Google's vulnerability research team Project Zero has disclosed three zero-day flaws on Apple's OS X platform, hot on the heels of similar disclosures for Microsoft's operating system.

Earlier this month the Google researchers published details of a zero-day vulnerability in Microsoft's Windows 8.1 platform that they had discovered three months earlier, a controversial policy that has raised the ire of security researchers.
Independent researcher Graham Cluley, formerly of security vendor Sophos, condemned Google's publication of the zero-day exploits as schoolboy antics.
"Isn’t it about time they grew up, and acted responsibly for the safety of internet users?" Cluley wrote, adding that Google's own Android operating system had several unpatched flaws.
Over the past two days, Project Zero has published details of three OS X vulnerabilities the team rated as high severity.
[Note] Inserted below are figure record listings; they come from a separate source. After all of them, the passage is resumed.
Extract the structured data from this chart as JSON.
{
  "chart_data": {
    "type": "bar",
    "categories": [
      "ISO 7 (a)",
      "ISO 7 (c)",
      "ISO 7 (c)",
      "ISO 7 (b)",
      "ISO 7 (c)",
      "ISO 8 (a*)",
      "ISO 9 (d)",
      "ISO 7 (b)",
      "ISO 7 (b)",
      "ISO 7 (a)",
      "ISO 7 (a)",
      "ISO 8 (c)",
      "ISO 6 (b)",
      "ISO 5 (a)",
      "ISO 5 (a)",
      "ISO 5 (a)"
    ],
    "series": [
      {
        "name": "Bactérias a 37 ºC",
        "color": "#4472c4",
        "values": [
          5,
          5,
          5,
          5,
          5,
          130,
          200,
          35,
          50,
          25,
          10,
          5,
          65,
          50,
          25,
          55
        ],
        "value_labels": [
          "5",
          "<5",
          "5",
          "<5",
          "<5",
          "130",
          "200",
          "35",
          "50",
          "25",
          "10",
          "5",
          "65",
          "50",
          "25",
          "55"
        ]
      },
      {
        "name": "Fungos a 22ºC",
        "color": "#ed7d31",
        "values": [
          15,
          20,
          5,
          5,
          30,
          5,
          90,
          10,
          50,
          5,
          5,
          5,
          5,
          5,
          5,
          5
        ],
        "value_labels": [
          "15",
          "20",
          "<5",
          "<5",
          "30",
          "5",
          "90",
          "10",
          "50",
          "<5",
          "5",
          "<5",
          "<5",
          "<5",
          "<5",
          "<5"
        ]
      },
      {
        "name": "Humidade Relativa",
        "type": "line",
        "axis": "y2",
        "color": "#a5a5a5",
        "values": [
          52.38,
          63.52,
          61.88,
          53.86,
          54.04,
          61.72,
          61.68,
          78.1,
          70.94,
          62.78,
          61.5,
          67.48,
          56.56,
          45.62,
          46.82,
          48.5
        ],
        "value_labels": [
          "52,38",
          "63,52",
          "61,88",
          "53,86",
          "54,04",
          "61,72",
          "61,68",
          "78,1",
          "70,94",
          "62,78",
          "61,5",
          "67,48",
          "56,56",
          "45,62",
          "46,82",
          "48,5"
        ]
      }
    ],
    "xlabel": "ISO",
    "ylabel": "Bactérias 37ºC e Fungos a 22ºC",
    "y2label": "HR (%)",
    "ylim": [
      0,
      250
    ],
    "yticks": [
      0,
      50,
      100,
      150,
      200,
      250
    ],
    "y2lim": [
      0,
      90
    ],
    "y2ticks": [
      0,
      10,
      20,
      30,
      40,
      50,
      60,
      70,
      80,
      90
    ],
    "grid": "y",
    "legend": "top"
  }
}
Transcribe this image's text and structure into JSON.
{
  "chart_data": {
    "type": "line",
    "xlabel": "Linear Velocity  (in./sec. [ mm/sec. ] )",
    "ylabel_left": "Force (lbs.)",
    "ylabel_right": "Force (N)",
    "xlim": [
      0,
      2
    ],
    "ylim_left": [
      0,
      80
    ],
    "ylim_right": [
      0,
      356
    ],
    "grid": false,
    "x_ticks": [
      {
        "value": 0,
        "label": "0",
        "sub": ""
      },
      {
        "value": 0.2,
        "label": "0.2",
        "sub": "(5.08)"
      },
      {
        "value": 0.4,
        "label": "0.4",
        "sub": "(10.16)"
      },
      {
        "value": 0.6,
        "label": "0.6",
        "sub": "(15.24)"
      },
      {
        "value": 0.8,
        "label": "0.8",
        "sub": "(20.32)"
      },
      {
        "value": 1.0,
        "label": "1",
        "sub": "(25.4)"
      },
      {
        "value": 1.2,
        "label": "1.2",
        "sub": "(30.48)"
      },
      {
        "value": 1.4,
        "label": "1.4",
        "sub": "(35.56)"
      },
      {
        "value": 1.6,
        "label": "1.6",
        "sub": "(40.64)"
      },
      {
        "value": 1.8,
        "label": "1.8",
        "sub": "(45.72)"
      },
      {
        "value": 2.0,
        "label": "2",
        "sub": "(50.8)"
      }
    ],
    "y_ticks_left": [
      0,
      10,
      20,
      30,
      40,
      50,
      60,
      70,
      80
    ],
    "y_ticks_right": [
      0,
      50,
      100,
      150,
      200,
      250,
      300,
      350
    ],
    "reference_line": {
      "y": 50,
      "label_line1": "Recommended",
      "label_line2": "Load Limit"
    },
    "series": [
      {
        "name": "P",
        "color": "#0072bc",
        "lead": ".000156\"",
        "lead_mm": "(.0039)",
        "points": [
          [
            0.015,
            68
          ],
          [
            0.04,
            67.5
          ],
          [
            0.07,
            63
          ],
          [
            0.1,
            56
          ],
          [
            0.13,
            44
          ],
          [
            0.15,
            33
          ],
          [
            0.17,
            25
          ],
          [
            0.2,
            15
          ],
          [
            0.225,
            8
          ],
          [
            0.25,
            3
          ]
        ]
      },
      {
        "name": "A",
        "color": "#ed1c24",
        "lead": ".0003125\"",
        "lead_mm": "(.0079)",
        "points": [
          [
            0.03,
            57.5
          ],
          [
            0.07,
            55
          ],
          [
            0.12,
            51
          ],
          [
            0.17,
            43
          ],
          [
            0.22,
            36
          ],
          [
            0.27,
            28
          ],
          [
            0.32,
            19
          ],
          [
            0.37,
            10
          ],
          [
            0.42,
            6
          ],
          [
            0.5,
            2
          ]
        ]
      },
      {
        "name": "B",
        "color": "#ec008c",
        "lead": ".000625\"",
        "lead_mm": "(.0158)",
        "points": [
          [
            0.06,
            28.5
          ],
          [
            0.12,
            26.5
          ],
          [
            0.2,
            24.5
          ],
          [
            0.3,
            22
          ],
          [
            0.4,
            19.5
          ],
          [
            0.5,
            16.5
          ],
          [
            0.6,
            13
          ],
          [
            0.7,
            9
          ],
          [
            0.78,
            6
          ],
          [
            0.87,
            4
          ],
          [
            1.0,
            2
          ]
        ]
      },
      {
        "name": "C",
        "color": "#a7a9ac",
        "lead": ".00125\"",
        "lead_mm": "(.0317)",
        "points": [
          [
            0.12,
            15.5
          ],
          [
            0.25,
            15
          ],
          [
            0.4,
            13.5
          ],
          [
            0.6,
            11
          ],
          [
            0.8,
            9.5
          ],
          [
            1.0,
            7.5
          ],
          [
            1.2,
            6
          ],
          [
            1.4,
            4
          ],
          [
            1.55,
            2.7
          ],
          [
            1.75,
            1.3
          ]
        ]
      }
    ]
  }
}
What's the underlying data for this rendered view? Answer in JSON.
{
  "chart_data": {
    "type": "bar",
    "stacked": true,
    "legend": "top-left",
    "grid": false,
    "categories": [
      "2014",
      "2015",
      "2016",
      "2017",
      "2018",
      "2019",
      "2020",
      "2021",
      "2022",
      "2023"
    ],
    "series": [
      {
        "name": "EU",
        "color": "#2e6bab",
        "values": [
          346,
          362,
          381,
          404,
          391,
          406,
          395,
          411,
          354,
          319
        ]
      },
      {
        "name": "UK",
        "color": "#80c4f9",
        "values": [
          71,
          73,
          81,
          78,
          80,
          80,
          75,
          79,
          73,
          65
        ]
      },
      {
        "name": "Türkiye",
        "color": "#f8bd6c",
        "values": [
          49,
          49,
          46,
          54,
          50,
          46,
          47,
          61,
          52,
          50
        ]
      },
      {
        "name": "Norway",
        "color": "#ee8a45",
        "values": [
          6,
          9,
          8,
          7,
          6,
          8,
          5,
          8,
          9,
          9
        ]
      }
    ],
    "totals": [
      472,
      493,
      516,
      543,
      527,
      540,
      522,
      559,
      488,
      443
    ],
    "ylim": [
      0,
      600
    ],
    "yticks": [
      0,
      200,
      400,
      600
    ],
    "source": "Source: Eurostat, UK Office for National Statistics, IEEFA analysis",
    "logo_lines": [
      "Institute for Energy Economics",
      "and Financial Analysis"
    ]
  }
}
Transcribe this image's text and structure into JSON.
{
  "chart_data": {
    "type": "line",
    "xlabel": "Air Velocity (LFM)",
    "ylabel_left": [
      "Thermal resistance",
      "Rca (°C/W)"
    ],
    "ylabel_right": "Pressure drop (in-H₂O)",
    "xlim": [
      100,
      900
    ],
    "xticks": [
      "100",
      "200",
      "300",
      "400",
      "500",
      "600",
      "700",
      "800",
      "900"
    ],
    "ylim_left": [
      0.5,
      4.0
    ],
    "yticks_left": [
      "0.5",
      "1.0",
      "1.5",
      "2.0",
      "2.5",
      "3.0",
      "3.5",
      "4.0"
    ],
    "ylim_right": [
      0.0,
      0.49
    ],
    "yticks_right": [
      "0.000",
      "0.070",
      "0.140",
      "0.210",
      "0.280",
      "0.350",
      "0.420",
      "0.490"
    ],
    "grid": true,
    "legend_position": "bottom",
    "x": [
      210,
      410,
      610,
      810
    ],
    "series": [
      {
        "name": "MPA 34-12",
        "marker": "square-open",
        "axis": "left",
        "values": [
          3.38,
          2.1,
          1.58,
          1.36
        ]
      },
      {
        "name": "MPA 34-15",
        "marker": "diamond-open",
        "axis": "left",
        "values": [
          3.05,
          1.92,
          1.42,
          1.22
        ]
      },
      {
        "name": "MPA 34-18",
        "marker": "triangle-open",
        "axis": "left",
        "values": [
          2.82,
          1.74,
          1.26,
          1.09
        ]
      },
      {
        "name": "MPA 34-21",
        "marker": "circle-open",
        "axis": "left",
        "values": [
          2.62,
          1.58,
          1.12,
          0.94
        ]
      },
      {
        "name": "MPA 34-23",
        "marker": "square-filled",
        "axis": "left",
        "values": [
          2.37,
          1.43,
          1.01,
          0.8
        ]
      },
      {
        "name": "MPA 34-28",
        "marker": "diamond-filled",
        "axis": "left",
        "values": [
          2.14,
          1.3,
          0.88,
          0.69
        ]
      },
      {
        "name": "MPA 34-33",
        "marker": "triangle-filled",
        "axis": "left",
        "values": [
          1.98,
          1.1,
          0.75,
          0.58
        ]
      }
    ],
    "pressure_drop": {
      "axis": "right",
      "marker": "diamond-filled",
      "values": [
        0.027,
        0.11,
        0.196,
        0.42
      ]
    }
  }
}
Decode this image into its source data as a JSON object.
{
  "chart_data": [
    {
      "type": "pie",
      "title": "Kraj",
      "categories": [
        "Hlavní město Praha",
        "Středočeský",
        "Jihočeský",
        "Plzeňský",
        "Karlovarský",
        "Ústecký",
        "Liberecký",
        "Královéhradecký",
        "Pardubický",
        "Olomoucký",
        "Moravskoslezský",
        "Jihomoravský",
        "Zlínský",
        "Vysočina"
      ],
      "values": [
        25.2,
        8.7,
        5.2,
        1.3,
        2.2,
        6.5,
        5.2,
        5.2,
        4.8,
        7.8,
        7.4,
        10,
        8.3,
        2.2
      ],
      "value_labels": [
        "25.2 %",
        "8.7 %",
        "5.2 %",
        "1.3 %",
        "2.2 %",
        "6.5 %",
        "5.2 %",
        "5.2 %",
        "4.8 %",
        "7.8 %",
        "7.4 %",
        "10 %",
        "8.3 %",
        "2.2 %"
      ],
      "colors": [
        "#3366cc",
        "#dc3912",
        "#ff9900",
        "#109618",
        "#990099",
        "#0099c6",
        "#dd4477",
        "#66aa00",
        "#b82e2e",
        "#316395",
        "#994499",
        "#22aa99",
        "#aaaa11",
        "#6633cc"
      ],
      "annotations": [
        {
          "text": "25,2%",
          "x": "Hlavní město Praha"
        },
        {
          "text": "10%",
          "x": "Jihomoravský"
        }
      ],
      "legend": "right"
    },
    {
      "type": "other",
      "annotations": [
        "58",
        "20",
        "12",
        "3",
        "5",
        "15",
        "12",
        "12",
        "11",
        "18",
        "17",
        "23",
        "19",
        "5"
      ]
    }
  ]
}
The researchers said the three flaws all require an attacker to have some level of access to a target machine.
But the team warned that combined with a separate attack, the vulnerabilities could be exploited to elevate privileges and gain system-wide access on vulnerable Macs.
Google said the vulnerabilities - for which it has provided proof-of-concept exploit code - had been reported to Apple at the end of October last year, as per Project Zero's three-month timeline for reporting of vulnerabilities.
The first flaw allows an attacker to pass arbitrary commands to the networkd OS X system daemon because it does not check its input properly. The severity of the flaw is exacerbated because networkd runs as a privileged account and therefore has system-wide access.
The second and third flaws both relate to OS X's low-level I/OKit kernel framework.
One gives local users who can execute code on an OS X machine root or superuser access through null pointer dereferencing, allowing privilege escalation.
Another gives an attacker the ability to write into kernel memory, potentially allowing them to crash systems or access private data.
Apple declined to comment. A spokesperson directed iTnews to a page on the company's website which states Apple does not "disclose, discuss or confirm security issues until a full investigation has occurred and any necessary patches or releases are available".